Lisa Grossman, reporter
(Image: JHU/APL, NASA)
Amored tanks are about to cross into a harsh, dangerous frontier: rings of charged particles that surround the Earth. On 23 August NASA will launch the Radiation Belt Storm Probes, a pair of satellites specially designed to collect information about the Van Allen radiation belts, concentric bands of plasma where highly energetic charged particles get trapped by Earth's magnetic field.
Studying the belts in detail could lead to better predictions of space weather, including the effects of storms on the sun that can send blobs of plasma hurtling towards Earth. These storms can spark auroras and - in extreme cases - wreak havoc on telecommunications and power grids.
Shifts in the Van Allen belts seem to be tied to solar activity. The inner belt, which stretches from about 1600 kilometres to 12,900 kilometres above the surface, is fairly stable. But the outer one, normally spanning 19,000 to 40,000 kilometres away, can swell to 100 times its usual size, engulfing communications and research satellites and bathing them in harmful radiation.
In a puzzling twist, the outer belt doesn't always respond the same way to each sun eruption, sometimes growing, shrinking or staying the same. Because the belt is so dangerous to spacecraft, though, it's been notoriously difficult to study. In fact, the belts were first noticed in data from Explorer 1 in 1958, but scientists still know little about them.
"The Van Allen belts are perhaps the oldest discovery of the space age," NASA's Madhulika Guhathakurta said today during a press briefing. "But it remains a mystery because this is a very harsh environment and there's not a lot of data."
Inside the Radiation Belt Storm Probes, delicate electronics will be well-shielded in 9-millimetre-thick aluminum cages called "dog houses", with small apertures to allow some particles to strike only the robust detectors.
"We essentially go there in a suit of armor," says project leader Rick Fitzgerald. The detectors will record the numbers of particles, their energy levels, their composition and their direction in relation to Earth's magnetic field, shedding light on what types of particles become trapped during a solar event.
The spacecraft will also carry magnetic and electric field detectors to measure the local environment.
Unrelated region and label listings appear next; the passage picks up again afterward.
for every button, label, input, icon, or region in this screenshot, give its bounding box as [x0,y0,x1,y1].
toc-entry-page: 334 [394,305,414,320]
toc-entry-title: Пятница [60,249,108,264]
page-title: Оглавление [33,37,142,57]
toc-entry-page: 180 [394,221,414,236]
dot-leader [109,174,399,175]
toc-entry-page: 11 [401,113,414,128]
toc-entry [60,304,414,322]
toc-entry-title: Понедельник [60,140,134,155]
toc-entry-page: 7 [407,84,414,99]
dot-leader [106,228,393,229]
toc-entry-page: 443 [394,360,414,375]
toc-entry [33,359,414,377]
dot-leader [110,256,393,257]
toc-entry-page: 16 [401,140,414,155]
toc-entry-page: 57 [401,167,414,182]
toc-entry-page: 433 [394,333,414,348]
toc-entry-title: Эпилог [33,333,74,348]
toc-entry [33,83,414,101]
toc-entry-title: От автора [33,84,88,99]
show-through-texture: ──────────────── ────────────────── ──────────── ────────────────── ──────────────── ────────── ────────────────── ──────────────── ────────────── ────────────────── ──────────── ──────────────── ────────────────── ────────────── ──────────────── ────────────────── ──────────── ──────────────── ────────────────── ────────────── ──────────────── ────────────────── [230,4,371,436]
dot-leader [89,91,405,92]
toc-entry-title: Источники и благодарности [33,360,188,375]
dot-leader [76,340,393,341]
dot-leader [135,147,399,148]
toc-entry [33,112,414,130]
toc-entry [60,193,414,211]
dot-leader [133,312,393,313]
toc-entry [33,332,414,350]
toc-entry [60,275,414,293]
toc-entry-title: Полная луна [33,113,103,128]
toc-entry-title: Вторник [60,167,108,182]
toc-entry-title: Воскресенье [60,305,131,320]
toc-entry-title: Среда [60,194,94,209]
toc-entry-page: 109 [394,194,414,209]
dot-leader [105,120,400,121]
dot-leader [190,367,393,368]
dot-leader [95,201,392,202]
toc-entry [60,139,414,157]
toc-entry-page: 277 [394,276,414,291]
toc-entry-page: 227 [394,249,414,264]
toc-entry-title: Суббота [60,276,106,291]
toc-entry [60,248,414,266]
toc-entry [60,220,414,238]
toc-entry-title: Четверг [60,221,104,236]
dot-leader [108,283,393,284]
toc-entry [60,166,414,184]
To keep them from picking up the spacecraft's own electric and magnetic fields, the detectors will be held on long, tentacle-like booms, which will unspool once the probes are in orbit.
Both spacecraft will follow elliptical orbits at slightly different speeds, to make sure they sample as much of the radiation belts at as many different times as possible. Getting data in both space and time will be key to understanding the belts' shiftiness, says program scientist Mona Kessel.
"One satellite could not unravel this complex behavior," she says.